«On la refait ! » était au départ une performance proposée à la coproduction à la deuxième édition de Carthage Dance, l’idée était de faire une réflexion sur le théâtre mais cette performance n’a pas cessé d’évoluer pour aboutir au travail qui a été présenté récement à El Hamra.


Mouna Ben Haj Zekri

Décidément, Essia Jaïbi est une artiste prolifique, elle se réinvente et se renouvelle avec chaque nouveau projet.
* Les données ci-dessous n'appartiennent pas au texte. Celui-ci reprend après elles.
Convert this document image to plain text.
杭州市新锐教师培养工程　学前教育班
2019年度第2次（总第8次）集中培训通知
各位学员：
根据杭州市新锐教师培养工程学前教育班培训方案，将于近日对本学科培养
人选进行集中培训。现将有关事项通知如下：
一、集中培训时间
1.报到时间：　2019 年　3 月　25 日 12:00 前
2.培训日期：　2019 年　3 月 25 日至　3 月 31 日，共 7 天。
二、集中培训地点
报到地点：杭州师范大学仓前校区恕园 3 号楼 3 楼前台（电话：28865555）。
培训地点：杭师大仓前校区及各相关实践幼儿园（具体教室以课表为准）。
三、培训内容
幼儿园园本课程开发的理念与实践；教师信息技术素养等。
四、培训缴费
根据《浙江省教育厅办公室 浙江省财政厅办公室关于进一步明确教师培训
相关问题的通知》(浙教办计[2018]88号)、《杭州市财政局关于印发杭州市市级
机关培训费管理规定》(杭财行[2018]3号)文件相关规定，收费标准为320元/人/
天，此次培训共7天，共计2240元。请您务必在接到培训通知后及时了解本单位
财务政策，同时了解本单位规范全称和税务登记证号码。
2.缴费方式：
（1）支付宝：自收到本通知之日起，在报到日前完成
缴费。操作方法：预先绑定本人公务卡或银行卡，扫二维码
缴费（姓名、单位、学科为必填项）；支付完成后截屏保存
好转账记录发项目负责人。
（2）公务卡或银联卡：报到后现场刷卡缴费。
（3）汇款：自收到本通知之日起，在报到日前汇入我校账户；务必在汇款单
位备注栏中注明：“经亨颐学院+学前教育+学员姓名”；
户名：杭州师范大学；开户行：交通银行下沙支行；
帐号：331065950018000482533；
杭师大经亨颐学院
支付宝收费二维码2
Le théâtre semble, pour elle, un espace ludique, inventif et plein de ressources.
Bien qu’elle ne soit pas la première à tenter l’expérience d’abolir les personnages, de théâtraliser le théâtre sur la scène et de faire une introspection de cet univers complexe, Essia Jaïbi, avec la complicité de Majd Mastoura, apporte fraîcheur, humour et légèreté dans cette belle manière de raconter l’intime.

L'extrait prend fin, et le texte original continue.